The 3 months correlation between Cosmos and Pirate is 0.42. Overlapping area represents the amount of risk that can be diversified away by holding Cosmos and Pirate Chain in the same portfolio, assuming nothing else is changed. The correlation between historical prices or returns on Pirate Chain and Cosmos is a relative statistical measure of the degree to which these equity instruments tend to move together. The correlation coefficient measures the extent to which returns on Cosmos are associated (or correlated) with Pirate Chain. Values of the correlation coefficient range from -1 to +1, where. The correlation of zero (0) is possible when the price movement of Pirate Chain has no effect on the direction of Cosmos i.e., Cosmos and Pirate Chain go up and down completely randomly.

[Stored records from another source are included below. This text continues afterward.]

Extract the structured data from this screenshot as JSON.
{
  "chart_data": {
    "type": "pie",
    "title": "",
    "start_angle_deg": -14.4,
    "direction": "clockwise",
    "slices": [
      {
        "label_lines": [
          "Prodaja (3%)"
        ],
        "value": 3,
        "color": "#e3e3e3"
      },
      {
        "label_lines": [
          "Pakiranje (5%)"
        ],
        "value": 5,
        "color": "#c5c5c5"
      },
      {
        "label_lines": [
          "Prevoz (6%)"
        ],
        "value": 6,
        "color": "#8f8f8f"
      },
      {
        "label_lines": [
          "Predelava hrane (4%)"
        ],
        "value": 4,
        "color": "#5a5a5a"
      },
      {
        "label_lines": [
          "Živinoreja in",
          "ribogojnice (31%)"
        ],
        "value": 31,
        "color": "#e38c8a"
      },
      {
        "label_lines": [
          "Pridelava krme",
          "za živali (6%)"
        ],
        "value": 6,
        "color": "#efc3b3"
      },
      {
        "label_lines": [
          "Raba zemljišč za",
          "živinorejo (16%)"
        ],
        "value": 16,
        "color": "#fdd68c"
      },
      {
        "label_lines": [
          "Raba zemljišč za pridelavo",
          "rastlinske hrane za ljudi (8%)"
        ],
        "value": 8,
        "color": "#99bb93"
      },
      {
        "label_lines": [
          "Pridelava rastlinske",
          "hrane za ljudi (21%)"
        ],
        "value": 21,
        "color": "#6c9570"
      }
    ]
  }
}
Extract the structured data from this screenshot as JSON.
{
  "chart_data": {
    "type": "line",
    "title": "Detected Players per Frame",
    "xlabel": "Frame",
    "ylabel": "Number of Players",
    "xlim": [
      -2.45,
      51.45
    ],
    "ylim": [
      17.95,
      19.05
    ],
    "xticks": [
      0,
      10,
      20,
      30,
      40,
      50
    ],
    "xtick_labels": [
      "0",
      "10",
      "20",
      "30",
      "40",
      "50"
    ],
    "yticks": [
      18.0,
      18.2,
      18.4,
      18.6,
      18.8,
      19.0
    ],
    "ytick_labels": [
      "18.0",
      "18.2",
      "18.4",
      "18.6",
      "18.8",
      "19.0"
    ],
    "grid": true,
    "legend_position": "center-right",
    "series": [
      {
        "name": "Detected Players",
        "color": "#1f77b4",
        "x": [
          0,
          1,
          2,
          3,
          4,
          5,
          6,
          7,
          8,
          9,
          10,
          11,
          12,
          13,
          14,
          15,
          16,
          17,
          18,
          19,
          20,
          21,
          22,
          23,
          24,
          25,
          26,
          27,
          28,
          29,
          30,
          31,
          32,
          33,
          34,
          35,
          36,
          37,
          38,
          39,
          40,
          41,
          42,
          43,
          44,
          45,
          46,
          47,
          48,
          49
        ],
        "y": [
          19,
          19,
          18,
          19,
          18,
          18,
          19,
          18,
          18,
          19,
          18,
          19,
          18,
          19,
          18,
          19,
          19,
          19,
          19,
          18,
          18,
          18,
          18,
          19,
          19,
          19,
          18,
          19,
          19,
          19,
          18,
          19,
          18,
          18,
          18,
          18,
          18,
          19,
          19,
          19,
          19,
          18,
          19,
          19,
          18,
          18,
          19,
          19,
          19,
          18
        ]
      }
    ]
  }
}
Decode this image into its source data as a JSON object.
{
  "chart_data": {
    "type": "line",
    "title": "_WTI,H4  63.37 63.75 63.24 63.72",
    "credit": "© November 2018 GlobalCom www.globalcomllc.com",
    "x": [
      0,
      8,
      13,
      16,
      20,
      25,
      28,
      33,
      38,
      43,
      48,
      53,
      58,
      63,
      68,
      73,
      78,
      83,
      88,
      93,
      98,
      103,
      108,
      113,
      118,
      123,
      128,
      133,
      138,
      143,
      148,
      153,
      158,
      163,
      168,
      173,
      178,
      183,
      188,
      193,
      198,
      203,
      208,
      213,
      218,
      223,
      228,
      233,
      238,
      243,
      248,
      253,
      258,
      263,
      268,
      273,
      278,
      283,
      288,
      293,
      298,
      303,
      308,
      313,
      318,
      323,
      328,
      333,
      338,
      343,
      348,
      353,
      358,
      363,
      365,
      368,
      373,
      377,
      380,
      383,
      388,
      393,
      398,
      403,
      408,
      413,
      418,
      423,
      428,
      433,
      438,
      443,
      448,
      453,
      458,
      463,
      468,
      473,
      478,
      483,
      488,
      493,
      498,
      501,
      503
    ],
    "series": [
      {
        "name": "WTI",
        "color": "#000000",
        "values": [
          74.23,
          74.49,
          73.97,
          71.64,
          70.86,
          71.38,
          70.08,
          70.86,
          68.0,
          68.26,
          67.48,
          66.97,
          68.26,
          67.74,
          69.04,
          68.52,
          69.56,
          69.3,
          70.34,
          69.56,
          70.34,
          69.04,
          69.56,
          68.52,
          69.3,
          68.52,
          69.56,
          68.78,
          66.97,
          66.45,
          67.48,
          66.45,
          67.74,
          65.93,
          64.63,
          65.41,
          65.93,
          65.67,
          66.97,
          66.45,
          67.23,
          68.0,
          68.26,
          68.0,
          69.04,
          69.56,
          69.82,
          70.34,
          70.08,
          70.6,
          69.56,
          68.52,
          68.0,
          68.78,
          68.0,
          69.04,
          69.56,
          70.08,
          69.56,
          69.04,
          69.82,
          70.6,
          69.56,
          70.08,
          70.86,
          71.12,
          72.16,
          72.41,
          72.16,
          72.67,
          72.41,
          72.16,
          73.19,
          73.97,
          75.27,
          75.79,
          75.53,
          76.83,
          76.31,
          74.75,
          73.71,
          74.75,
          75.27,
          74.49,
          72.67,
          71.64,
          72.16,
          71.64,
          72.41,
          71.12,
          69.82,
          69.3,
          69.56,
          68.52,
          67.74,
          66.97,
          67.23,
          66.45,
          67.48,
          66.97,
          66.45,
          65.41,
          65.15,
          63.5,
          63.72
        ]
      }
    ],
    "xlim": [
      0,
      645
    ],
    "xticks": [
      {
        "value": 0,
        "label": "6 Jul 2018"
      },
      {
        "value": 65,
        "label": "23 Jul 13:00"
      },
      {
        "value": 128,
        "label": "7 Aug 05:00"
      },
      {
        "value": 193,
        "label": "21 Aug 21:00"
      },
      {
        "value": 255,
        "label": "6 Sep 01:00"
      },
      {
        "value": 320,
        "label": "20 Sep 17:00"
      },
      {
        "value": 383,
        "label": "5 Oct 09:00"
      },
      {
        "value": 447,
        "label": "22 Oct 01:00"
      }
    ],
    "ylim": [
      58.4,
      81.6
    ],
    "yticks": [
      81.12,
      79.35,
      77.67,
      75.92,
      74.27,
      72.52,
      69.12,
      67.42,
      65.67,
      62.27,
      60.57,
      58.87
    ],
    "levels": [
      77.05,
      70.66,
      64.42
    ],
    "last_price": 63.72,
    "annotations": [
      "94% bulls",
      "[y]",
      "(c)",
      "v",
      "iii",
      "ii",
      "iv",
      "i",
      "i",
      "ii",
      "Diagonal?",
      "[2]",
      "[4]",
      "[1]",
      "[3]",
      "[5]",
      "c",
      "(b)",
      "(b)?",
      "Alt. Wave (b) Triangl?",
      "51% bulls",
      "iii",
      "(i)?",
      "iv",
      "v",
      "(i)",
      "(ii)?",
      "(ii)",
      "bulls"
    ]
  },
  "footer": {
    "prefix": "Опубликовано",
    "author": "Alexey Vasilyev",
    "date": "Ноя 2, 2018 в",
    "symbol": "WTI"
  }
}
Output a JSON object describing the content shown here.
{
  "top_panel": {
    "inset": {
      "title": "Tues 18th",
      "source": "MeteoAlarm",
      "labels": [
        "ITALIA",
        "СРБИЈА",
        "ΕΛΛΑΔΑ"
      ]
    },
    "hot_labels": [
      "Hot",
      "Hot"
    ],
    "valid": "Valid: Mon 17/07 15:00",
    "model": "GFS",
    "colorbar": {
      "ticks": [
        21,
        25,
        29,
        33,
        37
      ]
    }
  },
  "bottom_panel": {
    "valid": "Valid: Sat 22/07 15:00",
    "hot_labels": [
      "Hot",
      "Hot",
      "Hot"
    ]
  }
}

Pair Corralation between Cosmos and Pirate Chain

Assuming the 90 days trading horizon Cosmos is expected to under-perform the Pirate Chain. But the crypto coin apears to be less risky and, when comparing its historical volatility, Cosmos is 1.08 times less risky than Pirate Chain. The crypto coin trades about -0.06 of its potential returns per unit of risk. The Pirate Chain is currently generating about -0.03 of returns per unit of risk over similar time horizon. If you would invest  199.00  in Pirate Chain on February 20, 2022 and sell it today you would lose (113.00)  from holding Pirate Chain or give up 56.78% of portfolio value over 90 days.
Time Period3 Months [change]
DirectionMoves Together 
StrengthWeak
Accuracy98.69%
ValuesDaily Returns

Cosmos  vs.  Pirate Chain

 Performance (%) 
      Timeline 
Cosmos 
Cosmos Performance
0 of 100
Over the last 90 days Cosmos has generated negative risk-adjusted returns adding no value to investors with long positions. Despite weak performance in the last few months, the Crypto's basic indicators remain somewhat strong which may send shares a bit higher in June 2022. The current disturbance may also be a sign of long term up-swing for Cosmos investors.

Cosmos Price Channel

Pirate Chain 
Pirate Performance
0 of 100
Over the last 90 days Pirate Chain has generated negative risk-adjusted returns adding no value to investors with long positions. Despite somewhat strong basic indicators, Pirate Chain is not utilizing all of its potentials. The current stock price disturbance, may contribute to short-term losses for the investors.

Pirate Price Channel

Cosmos and Pirate Chain Volatility Contrast

 Predicted Return Density 
      Returns 

Pair Trading with Cosmos and Pirate Chain

The main advantage of trading using opposite Cosmos and Pirate Chain positions is that it hedges away some unsystematic risk. Because of two separate transactions, even if Cosmos position performs unexpectedly, Pirate Chain can make up some of the losses. Pair trading also minimizes risk from directional movements in the market. For example, if an entire industry or sector drops because of unexpected headlines, the short position in Pirate Chain will offset losses from the drop in Pirate Chain's long position.
The idea behind Cosmos and Pirate Chain pairs trading is to make the combined position market-neutral, meaning the overall market's direction will not affect its win or loss (or potential downside or upside). This can be achieved by designing a pairs trade with two highly correlated stocks or equities that operate in a similar space or sector, making it possible to obtain profits through simple and relatively low-risk investment.

Pirate Chain

Pair trading matchups for Pirate Chain

Check out your portfolio center. Note that this page's information should be used as a complementary analysis to find the right mix of equity instruments to add to your existing portfolios or create a brand new portfolio. You can also try Probability Of Bankruptcy module to get analysis of equity chance of financial distress in the next 2 years.